If credit spreads were to widen that would almost certainly be accompanied by lower equity prices.
Things had been looking up for equities in recent weeks. Momentum was positive, relative sentiment was solidly bullish, retail investors got bearish during the late-summer selloff, etc. The August dip appeared to have run its course.
Now, however, the landscape appears to have shifted a bit. Relative sentiment is no longer bullish; investors appear to be positioning for a rise in gold; what seemed to be a bear flag in the ratio chart of the S&P 500 to the Nasdaq 100 now looks like it may have morphed into an inverse head-and-shoulders (which suggests lower equity prices, with tech leading on the downside).
The market does not appear to be worried about another rate hike despite hot inflation data and oil prices up 33% in the third quarter. That's gotta be telling us something.
And not only is equity positioning no longer bullish, the differential in positioning between institutions and speculators is at a level that has coincided with several major market selloffs on past occasions.
As a result, we have a much more cautious outlook with respect to equities in the near-term. We think the odds of the market experiencing another leg lower in its recent correction have increased.

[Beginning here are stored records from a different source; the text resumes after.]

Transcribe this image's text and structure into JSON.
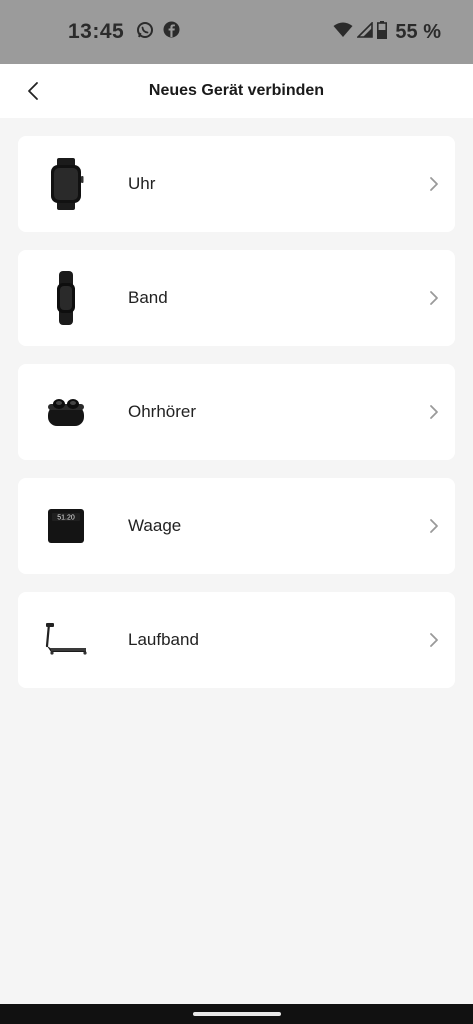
{
  "status_bar": {
    "time": "13:45",
    "battery_text": "55 %",
    "notification_icons": [
      "whatsapp-icon",
      "facebook-icon"
    ],
    "system_icons": [
      "wifi-icon",
      "cell-signal-icon",
      "battery-icon"
    ]
  },
  "header": {
    "title": "Neues Gerät verbinden",
    "back_icon": "chevron-left-icon"
  },
  "devices": [
    {
      "label": "Uhr",
      "icon": "smartwatch-icon"
    },
    {
      "label": "Band",
      "icon": "fitness-band-icon"
    },
    {
      "label": "Ohrhörer",
      "icon": "earbuds-icon"
    },
    {
      "label": "Waage",
      "icon": "scale-icon",
      "display_text": "51.20"
    },
    {
      "label": "Laufband",
      "icon": "treadmill-icon"
    }
  ],
  "colors": {
    "status_bar_bg": "#9b9b9b",
    "page_bg": "#f5f5f5",
    "card_bg": "#ffffff",
    "chevron": "#9a9a9a"
  }
}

If no dip is forthcoming and institutions continue to sell into the rally, that would suggest any gains from here would eventually be given back.
If we fall and institutions buy into the dip, that would suggest we get a year-end rally.
However, if we fall and institutions do not buy into the dip, then, in the words of Jared Dillian, "Look out below."
Allio Portfolio Updates
No change to Allio’s core or tactical portfolios last week.